THE MARK OF THE RENEGADE, amusing adventure nonsense from 1951, can’t decide whether it’s tongue-in-cheek or serious, swinging back & forth between the two, doing okay by the former, straining with the latter. Directed by Hugo Fredonese, Argentinian-gone-Hollywood with some good credits (Black Tuesday, My Six Convicts, The Raid), the wordy, somewhat confusing screenplay by Robert Hardy Andrews and Louis Solomon was adapted from Johnston McCulley’s 1939 novel “Don Renegade”. McCulley was the creator of Zorro, and this fable is a thinly masked (cough) re-tool of that caudillo-confounding character.

Old Mexico’s California, 1825. ‘Marcos Zappa’ (Ricardo Montalban, 30 and buffed) escapes pirates only to be drawn into a plot by ‘Don Pedro Garcia’ (Gilbert Roland, 45, no slouch at swordplay) who plans to become emperor of the much-desired province.

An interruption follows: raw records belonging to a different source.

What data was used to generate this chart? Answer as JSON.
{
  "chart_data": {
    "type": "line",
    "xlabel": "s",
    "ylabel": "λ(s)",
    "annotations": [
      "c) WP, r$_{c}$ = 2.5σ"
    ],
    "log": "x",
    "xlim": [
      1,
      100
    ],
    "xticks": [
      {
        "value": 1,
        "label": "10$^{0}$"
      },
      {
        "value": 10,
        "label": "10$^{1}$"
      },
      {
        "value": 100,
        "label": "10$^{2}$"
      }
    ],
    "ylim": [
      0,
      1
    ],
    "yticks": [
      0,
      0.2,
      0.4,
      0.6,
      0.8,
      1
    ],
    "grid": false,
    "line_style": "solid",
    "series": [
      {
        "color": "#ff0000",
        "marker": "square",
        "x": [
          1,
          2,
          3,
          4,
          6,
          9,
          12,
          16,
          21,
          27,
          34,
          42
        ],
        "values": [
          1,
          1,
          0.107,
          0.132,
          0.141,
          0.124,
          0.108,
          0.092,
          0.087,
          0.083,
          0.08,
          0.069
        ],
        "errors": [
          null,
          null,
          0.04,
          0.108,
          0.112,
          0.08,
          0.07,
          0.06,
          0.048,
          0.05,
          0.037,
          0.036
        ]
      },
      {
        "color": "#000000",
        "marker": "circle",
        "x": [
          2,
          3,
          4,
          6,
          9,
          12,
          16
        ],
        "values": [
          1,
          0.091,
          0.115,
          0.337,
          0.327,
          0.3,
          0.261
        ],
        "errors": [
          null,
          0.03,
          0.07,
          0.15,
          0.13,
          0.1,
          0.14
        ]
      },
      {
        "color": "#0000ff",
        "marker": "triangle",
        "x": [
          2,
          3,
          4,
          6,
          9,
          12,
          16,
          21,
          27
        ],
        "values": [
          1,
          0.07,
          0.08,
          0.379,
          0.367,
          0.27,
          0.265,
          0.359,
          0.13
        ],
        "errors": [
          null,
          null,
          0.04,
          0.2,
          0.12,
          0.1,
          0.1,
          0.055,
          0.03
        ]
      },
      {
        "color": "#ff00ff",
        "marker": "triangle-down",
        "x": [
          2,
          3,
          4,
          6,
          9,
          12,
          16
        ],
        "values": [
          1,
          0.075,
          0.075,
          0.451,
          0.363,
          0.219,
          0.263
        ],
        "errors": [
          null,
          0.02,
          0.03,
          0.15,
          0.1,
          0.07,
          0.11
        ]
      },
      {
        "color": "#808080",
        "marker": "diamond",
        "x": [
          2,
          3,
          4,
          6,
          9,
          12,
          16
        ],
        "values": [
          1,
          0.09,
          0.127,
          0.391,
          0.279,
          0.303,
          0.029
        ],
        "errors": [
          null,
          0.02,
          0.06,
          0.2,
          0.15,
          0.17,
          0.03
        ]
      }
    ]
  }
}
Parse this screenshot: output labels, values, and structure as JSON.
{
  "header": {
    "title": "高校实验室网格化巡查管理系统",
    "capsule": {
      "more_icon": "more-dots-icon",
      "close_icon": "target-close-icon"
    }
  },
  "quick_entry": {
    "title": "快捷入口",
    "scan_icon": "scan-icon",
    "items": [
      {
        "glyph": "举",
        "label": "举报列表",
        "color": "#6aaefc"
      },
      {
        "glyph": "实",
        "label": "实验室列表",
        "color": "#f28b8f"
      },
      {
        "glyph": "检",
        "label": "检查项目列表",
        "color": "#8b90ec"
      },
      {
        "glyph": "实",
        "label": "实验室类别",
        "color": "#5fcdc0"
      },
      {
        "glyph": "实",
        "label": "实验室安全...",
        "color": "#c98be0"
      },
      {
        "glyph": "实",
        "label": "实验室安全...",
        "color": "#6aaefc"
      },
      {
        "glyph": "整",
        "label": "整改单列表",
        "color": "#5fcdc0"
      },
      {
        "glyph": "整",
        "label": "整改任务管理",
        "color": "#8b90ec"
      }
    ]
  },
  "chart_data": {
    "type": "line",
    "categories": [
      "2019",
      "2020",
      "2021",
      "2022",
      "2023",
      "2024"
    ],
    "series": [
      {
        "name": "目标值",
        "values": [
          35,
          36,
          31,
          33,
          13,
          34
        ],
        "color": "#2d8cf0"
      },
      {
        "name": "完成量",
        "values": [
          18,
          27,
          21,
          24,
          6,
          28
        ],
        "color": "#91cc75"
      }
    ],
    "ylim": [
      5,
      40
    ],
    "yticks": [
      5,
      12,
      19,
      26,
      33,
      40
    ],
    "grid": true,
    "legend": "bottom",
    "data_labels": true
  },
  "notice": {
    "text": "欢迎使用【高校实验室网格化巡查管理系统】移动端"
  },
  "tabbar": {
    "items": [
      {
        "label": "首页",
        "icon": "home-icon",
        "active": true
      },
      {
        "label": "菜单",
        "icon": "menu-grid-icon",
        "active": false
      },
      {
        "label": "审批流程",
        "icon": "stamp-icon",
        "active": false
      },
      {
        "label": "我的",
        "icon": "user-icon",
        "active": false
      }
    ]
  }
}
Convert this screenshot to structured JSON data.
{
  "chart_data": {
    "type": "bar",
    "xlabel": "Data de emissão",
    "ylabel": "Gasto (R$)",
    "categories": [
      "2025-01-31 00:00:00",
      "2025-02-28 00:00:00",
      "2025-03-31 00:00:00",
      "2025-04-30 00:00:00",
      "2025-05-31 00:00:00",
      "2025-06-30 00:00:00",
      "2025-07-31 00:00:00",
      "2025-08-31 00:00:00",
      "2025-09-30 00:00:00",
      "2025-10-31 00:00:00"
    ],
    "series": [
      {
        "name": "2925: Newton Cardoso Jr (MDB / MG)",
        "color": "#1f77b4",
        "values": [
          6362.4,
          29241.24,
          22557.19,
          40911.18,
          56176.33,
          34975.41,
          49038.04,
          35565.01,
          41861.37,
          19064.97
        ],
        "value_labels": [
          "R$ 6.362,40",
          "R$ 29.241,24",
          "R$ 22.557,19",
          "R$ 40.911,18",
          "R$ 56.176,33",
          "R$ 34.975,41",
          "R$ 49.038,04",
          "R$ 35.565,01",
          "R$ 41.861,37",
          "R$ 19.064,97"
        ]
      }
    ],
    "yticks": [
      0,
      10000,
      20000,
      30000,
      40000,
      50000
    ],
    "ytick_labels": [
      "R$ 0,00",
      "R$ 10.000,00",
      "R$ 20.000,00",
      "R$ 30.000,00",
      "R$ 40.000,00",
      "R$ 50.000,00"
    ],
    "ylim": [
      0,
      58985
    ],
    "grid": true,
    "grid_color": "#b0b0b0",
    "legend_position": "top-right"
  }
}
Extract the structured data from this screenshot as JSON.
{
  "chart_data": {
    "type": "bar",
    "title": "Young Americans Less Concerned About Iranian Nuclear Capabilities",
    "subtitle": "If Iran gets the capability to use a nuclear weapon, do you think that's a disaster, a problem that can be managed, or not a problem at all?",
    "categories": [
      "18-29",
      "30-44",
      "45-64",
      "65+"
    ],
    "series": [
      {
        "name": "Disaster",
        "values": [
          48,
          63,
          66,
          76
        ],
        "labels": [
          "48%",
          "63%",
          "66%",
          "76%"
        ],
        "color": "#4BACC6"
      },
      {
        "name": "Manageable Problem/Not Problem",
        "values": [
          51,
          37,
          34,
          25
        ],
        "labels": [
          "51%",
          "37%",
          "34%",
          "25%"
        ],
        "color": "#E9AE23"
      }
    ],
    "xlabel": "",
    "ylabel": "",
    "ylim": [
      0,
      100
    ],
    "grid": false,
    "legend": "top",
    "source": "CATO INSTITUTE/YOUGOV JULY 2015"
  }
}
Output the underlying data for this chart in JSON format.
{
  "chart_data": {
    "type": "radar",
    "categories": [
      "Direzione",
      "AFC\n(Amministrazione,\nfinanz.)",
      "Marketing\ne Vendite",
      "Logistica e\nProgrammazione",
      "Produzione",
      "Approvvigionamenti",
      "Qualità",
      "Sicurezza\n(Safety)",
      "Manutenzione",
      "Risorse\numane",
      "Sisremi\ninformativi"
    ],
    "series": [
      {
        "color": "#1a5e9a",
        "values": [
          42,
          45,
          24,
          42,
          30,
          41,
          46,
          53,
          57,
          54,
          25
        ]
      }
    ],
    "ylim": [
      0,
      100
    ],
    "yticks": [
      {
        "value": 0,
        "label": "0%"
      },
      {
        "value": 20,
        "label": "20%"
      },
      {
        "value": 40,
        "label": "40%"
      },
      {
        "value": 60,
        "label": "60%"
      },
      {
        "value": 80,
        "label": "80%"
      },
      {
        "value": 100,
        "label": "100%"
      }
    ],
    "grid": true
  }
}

Less-exalted but more understandable desire arises between the mysterious Marcos and magnetic ‘Manuella de Vasquez’ (Cyd Charisse, 29 and aaah). While the leads smolder and strut, comic relief is provided by J. Carrol Naish (droll) and George Tobias (bombastic).

The over-complicated plotting, tone wobbles and budget-constrained sets don’t help, but the matinee fare has several pleasures to reward indulging. First and foremost is Montalban’s assured panache as the hero, a reminder that he carried enough presence and style to lift even trivial material. The prolific and overlooked Frank Skinner provides a zesty, romantic score to keep the tale in the right thematic and period mood even if you can’t follow the script’s serpentine track. On that note, El Cyd is displayed in a flamboyant, kitschy dance sequence that makes a neat break from the chatter, even if it has more in common with randy 1950s Hollywood than sleepy 1820s Los Angeles. Her exquisite pins flash sexual innuendo at Ricardo, who joins her to display his own prowess at gallant footwork. *

When the box office results came up for 1951, this rested at 182nd place on a gross of $1,300,000. With Andrea King (spitting jealousy), Armando Silvestre (flatline delivery), Antonio Moreno (great at conveying nobility), Bridget Carr (pretty starlet whose career never took off), Robert Cornthwaite (same year’s he know-it-all scientist confronting The Thing). 81 minutes.

* Sleek and sinuous, Charisse and Montalban made with some serious moves in On An Island With You and Fiesta and also appeared in The Kissing Bandit and the hard-to-find Sombrero, which features Charisse at her most exotic.